ベルンシュタインの定理

集合論ベルンシュタインの定理という定理がある。
カントール対角線論法と並んで集合論の基本的な定理である。

AからBへの単射 f と、BからAへの単射 g が存在するとき、AとBには1対1対応h が存在する。すなわち、AとBの基数(濃度)が等しい。

諸定義:

  • fが集合Aから集合Bへの写像であるとは、各a∈A(Aの要素a)に対して、b∈B(Bの要素b)が定まることをいう。この時bをf(a)と表す。また、{f(a)|a∈A}をfによるAの像といい、f(A)で表す。
  • AからBへの写像fが単射であるとは、 f(x) = f(y) の時、必ず x = y となることをいう。
  • AからBへの写像fが全射であるとは、どんな b∈B に対しても、 a∈A があって f(a) = b となる。つまり、f(A) = B である。
  • AからBへの写像fが1対1対応(全単射)であるとは、fが単射でかつ全射であることをいう。
  • AからBへの1対1対応(全単射)fが存在するときAとBは基数(濃度)が等しいという。
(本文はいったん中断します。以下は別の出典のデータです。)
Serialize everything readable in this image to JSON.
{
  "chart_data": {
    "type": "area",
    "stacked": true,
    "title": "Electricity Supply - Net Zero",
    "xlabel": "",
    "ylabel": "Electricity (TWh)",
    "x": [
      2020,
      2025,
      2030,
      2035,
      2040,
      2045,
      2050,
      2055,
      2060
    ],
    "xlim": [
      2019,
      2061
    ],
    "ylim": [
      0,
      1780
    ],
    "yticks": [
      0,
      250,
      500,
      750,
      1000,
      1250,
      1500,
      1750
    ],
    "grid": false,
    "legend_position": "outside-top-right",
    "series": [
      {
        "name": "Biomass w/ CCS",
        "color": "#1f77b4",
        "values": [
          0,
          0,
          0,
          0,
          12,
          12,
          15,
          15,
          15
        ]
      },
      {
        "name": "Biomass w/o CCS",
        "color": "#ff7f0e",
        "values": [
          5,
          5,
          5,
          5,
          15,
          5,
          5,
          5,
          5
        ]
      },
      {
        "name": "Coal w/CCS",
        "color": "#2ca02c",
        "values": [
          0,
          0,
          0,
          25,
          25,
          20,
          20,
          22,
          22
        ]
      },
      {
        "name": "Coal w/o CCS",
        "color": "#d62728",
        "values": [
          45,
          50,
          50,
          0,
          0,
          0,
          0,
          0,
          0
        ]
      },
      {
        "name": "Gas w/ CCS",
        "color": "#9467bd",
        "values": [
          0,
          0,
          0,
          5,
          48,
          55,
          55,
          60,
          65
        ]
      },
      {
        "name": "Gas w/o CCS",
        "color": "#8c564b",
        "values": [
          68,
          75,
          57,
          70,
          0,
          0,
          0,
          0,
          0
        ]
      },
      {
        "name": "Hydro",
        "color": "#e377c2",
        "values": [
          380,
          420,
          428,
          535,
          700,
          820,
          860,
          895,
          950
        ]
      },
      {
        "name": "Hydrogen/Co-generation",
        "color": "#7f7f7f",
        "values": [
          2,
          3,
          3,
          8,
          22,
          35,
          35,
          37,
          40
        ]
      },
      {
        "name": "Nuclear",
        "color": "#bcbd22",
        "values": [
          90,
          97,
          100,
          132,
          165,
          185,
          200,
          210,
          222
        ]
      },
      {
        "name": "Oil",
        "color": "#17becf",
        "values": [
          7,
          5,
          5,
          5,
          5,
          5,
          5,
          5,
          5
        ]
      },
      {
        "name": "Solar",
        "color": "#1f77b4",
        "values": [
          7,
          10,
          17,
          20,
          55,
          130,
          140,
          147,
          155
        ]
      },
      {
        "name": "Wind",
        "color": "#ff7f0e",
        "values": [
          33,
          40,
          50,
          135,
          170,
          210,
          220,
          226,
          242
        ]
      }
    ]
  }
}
[Link]「ベルンシュタインの定理 - Wikipediahttp://ja.wikipedia.org/wiki/%E3%83%99%E3%83%AB%E3%83%B3%E3%82%B7%E3%83%A5%E3%82%BF%E3%82%A4%E3%83%B3%E3%81%AE%E5%AE%9A%E7%90%86
Wikipediaに簡潔な証明があるが、あえてここでも証明してみる。

  1. AからBへの単射 f と、BからAへの単射 g により 全単射 h を構成すればよい。
  2. まず、Ag(B)A - g(B)に分けられる。
  3. g(f(A-g(B)))gf(A-g(B))と書く。つまり、gfというAからAへの単射を考える。
  4. gfgf...gf(A-g(B))A - g(B)の要素全体を繰り返し任意回gfで写した像である。
  5. この時、gfの適用回数が違うgfgf...gf(A-g(B))同士は共通要素を持たない。なぜならA-g(B)g(B)と共通要素を持たず、1回でもgfを適用した場合g(B)に含まれ gf単射であるからである。
  6. ここで、Aにおけるgfgf...gf(A-g(B))の要素aに対してはh(a)=f(a)とする。
  7. それ以外のAの要素 aA - g(B) の要素ではないので g(B) に含まれる。つまり、あるBの要素bが存在して g(b) = a となる。ここで h(a) = b と定義する。この場合に、さらにgfgf...gf(A-g(B))の要素cに対しても f(c) = b とすると、gf(c) = g(b) = a となり、agfgf...gf(A-g(B))に含まれていないことに矛盾する。
  8. よって、h単射である。
  9. Bにおいてfgfgf...gf(A-g(B))となる要素bに対して、gfgf...gf(A-g(B))の要素aがあり、h(a) = bとなる。
  10. それ以外の要素bに関しては、g(b)gfgf...gf(A-g(B))には含まれないはずだから、h(g(b))=bとなる。
  11. よって、h全射である。